TSK’dan haksız yere ihraç edildiklerini iddia eden RE-DER üyeleri, iade-i itibarlarının verilmesini istiyor. 2010 yılında yapılan referandum ile Yüksek Askeri Şura (YAŞ) kararları yargıya açıldıktan sonra darbe dönemlerinde tasfiyeye uğrayan silahlı kuvvetler personelinin hak kayıplarının ihyası için 2011 yılında 6191 sayılı yasa ile YAŞ kararları yargıya açılmıştı. Kararname ile meslekten ayrılan askerlerin oluşturduğu RE-DER üyeleri de 6101 sayılı kanundan yararlanarak, iade-i itibarlarının verilmesini istiyorlar.
RE-DER ÜYELERİ MAĞDURİYETLERİNİN GİDERİLMESİNİ İSTİYOR
RE-DER Genel Başkanı Süleyman Göncü derneklerinin amacının, 6191 sayılı kanun kapsamı dışında bırakılan mağdur askerlerin mağduriyetinin giderilebilmesi için, 6191 sayılı kanunda yapılan iade-i itibar kavuşturmalarını sağlamak olduğunu söyledi.

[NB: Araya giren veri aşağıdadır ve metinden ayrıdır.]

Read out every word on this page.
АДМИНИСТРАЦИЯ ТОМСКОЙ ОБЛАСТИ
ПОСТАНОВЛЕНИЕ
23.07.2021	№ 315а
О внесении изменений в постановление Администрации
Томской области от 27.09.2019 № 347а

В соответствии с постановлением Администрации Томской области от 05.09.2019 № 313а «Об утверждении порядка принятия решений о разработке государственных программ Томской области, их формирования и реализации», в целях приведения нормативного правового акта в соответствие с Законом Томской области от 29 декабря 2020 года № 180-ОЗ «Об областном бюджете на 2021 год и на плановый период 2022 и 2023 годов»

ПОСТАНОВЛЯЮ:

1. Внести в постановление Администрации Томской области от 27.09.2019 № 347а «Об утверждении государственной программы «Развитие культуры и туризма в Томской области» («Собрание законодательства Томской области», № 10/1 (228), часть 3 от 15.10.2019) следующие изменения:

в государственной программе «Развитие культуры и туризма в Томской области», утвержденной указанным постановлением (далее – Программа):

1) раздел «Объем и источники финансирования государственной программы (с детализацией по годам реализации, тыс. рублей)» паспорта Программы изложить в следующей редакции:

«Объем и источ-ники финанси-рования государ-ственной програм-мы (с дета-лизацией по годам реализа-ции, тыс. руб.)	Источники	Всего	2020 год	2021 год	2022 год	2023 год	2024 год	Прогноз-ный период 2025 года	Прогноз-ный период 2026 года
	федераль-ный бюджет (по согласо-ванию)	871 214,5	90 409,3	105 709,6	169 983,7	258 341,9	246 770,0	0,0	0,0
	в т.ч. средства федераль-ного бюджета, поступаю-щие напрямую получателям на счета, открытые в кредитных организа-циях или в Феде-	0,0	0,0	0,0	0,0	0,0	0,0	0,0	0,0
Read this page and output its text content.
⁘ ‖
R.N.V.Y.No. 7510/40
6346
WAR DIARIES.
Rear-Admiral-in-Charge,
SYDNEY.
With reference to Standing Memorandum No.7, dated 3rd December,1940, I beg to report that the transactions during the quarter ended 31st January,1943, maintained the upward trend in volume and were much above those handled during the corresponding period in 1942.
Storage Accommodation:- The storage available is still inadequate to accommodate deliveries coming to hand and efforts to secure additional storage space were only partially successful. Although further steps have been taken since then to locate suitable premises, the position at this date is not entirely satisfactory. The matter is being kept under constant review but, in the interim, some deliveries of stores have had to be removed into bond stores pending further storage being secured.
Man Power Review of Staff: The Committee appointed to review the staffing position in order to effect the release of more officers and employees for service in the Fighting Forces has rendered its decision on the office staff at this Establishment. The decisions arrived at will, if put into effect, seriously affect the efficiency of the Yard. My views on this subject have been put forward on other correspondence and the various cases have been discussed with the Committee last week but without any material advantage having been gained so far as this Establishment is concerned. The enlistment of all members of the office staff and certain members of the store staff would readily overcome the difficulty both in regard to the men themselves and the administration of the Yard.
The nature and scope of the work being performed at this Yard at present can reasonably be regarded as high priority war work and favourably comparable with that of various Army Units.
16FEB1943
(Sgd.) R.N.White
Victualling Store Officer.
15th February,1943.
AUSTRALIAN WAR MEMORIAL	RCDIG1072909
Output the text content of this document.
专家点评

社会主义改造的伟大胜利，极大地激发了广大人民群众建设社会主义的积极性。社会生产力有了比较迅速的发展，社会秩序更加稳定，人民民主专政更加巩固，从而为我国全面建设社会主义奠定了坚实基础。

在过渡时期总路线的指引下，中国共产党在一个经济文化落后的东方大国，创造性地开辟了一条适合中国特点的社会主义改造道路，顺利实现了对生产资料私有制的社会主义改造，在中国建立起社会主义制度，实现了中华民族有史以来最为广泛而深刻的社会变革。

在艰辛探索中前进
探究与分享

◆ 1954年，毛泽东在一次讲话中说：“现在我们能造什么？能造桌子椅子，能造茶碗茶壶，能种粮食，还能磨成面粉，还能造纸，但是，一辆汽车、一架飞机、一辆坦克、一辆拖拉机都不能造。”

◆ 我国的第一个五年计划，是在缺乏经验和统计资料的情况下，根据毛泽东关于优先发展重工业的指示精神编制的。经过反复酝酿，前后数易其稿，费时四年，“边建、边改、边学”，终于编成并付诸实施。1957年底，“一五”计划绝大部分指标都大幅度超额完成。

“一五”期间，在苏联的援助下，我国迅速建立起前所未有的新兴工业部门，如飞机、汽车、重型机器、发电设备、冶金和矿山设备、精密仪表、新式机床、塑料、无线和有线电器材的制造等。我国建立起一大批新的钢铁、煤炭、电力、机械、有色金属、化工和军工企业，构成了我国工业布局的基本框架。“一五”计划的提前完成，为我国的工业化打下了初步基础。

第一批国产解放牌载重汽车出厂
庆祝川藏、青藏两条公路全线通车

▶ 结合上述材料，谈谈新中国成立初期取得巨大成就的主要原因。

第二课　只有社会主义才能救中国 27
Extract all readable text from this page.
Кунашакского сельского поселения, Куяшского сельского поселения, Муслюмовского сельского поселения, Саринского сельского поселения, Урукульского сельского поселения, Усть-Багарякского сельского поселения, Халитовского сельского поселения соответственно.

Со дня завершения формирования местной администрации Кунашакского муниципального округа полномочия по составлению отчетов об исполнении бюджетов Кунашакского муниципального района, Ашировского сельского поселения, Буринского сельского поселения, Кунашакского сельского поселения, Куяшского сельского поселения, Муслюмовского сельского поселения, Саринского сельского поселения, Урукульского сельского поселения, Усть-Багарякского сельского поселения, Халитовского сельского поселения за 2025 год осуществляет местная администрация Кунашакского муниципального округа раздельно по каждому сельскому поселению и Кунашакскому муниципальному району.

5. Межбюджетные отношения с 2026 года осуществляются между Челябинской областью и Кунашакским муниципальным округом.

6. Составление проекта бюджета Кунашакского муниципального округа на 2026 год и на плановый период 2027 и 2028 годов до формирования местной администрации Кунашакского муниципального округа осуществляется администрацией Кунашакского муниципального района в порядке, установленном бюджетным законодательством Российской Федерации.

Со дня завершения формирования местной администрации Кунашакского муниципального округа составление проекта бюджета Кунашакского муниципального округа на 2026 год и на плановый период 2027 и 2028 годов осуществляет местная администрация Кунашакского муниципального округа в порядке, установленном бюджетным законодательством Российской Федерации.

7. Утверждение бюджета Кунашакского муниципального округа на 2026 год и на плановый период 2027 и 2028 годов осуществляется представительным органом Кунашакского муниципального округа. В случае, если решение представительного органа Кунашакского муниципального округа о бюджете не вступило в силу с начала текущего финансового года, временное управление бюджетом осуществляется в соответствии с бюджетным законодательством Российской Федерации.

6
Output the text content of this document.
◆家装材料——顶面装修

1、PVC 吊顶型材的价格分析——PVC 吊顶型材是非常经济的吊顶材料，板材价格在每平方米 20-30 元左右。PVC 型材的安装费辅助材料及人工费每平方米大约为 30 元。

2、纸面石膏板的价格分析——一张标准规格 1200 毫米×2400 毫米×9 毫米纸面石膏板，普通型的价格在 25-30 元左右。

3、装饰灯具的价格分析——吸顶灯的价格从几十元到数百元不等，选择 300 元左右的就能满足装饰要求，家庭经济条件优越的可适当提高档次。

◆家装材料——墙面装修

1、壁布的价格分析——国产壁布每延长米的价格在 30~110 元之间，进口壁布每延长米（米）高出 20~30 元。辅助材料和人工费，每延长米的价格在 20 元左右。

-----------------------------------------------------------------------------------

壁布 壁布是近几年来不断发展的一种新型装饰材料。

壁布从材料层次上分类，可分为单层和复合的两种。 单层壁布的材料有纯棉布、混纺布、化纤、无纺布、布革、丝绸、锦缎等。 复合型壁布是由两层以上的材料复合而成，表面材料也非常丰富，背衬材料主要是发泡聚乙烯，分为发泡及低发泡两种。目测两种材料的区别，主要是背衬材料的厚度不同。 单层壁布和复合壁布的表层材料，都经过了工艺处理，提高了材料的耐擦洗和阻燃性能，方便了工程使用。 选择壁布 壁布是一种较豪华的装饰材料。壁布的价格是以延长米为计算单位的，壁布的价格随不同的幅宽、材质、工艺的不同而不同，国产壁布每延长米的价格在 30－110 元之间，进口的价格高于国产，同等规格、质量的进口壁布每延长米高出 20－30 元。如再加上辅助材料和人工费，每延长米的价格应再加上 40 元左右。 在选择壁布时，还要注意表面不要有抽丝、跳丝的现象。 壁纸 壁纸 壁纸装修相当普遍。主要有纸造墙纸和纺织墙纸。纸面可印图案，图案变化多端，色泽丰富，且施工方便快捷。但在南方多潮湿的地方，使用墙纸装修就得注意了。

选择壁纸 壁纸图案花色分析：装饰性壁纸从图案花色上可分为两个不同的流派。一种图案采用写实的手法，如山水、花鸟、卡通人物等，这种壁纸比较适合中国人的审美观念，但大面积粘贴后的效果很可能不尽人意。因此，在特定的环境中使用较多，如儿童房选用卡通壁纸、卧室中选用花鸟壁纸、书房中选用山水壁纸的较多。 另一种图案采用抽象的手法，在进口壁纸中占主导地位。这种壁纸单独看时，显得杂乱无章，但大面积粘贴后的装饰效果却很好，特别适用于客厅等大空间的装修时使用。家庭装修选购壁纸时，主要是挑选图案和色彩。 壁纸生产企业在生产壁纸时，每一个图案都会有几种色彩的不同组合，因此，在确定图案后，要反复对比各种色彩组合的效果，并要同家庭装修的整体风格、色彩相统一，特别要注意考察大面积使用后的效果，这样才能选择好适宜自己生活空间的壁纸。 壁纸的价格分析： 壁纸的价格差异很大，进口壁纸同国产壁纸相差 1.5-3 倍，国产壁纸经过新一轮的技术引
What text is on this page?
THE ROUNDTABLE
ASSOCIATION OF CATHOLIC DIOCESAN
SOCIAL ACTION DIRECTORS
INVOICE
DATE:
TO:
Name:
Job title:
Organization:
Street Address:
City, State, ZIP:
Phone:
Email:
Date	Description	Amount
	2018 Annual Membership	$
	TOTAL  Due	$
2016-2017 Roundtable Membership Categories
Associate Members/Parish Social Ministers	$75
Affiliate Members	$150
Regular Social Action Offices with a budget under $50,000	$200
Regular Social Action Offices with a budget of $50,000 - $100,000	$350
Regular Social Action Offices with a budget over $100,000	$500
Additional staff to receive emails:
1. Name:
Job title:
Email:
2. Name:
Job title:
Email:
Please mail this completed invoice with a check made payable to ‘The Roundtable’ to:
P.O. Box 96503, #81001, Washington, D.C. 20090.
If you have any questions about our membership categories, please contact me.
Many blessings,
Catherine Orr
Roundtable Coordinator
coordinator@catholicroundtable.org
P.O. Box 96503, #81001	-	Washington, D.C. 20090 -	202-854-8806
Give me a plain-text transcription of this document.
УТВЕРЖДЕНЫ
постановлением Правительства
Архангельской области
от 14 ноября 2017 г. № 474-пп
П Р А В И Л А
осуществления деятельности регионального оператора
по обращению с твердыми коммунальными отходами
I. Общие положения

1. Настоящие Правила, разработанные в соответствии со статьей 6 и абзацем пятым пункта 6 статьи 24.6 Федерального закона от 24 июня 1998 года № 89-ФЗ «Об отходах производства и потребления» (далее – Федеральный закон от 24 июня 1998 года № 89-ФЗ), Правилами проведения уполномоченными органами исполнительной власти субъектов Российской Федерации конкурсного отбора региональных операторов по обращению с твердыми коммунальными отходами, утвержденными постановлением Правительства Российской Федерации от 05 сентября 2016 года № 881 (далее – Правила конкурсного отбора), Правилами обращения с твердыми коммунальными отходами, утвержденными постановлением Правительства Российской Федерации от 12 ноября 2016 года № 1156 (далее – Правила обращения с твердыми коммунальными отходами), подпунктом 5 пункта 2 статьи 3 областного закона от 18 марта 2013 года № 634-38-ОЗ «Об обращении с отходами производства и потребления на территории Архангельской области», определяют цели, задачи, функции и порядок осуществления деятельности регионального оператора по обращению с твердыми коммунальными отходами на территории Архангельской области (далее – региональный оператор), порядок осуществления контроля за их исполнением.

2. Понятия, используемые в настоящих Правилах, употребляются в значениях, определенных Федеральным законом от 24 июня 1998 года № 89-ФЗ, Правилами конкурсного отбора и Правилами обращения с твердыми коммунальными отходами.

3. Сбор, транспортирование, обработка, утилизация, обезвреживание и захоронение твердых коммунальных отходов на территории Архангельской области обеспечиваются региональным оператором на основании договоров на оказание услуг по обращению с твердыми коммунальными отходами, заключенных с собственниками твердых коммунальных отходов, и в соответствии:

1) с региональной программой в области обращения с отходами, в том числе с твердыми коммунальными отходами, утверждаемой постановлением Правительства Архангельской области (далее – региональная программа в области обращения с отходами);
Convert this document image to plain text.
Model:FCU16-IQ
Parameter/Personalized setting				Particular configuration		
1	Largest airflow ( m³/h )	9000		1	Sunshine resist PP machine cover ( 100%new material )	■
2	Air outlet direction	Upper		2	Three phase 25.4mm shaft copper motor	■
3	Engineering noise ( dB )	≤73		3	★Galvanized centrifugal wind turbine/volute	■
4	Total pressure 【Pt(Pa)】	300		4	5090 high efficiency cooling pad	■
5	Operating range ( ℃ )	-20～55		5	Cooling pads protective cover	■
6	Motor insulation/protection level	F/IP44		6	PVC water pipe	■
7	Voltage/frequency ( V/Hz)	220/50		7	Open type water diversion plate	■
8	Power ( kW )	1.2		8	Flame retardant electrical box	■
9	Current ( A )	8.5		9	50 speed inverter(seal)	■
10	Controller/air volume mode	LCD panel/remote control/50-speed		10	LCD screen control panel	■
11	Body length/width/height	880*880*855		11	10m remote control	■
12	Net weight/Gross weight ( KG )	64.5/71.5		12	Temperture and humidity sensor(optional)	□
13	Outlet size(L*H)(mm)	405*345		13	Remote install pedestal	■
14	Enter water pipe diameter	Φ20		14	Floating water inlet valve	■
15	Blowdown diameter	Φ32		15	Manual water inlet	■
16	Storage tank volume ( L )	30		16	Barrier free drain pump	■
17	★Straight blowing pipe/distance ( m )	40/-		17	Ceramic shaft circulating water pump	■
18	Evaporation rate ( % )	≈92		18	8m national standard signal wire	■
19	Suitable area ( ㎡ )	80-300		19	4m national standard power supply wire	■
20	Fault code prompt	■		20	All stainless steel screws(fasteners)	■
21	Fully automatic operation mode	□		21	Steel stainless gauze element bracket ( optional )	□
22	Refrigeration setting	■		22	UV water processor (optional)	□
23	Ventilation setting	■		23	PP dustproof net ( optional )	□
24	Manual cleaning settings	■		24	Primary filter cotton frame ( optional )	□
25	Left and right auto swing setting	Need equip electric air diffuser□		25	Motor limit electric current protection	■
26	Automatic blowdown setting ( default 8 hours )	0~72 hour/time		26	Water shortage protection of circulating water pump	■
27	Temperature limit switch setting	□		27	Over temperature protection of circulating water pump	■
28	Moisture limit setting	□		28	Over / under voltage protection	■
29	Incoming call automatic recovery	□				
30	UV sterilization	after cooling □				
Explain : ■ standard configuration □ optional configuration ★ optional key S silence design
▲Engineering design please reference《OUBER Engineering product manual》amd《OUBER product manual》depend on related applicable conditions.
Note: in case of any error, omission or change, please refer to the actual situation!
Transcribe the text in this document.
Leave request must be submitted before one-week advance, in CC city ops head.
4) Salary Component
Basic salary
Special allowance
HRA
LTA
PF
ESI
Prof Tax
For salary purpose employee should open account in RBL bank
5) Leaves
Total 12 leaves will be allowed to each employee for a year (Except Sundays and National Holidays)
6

Kanun çıktıktan sonra 4 bin 500 kişinin mağduriyetini gidermek amacıyla mahkemeye başvurduğunu söyleyen Göncü, yargıya açık işlemlerle silahlı kuvvetlerle ilişkilerinin kesilmesi gerekçe gösterilerek 3 bin kişinin başvurusunun reddedildiğini ifade etti. 6191 sayılı kanunu çıkartan iradeye teşekkür ettiklerini belirten Göncü, “Uygulamada farklılık olduğu için aynı işlemler doğuran uygulamanın mağdur kısmında kaldık, haklarımız iade edilmedi. Bunun için uğraşıyoruz. Bir önceki hükümet tarafından kurulan Darbeleri Araştırma Komisyonu’nda komisyon raporlarına geçmiştir bizlerin mağduriyetinin devam ettiği” şeklinde konuştu.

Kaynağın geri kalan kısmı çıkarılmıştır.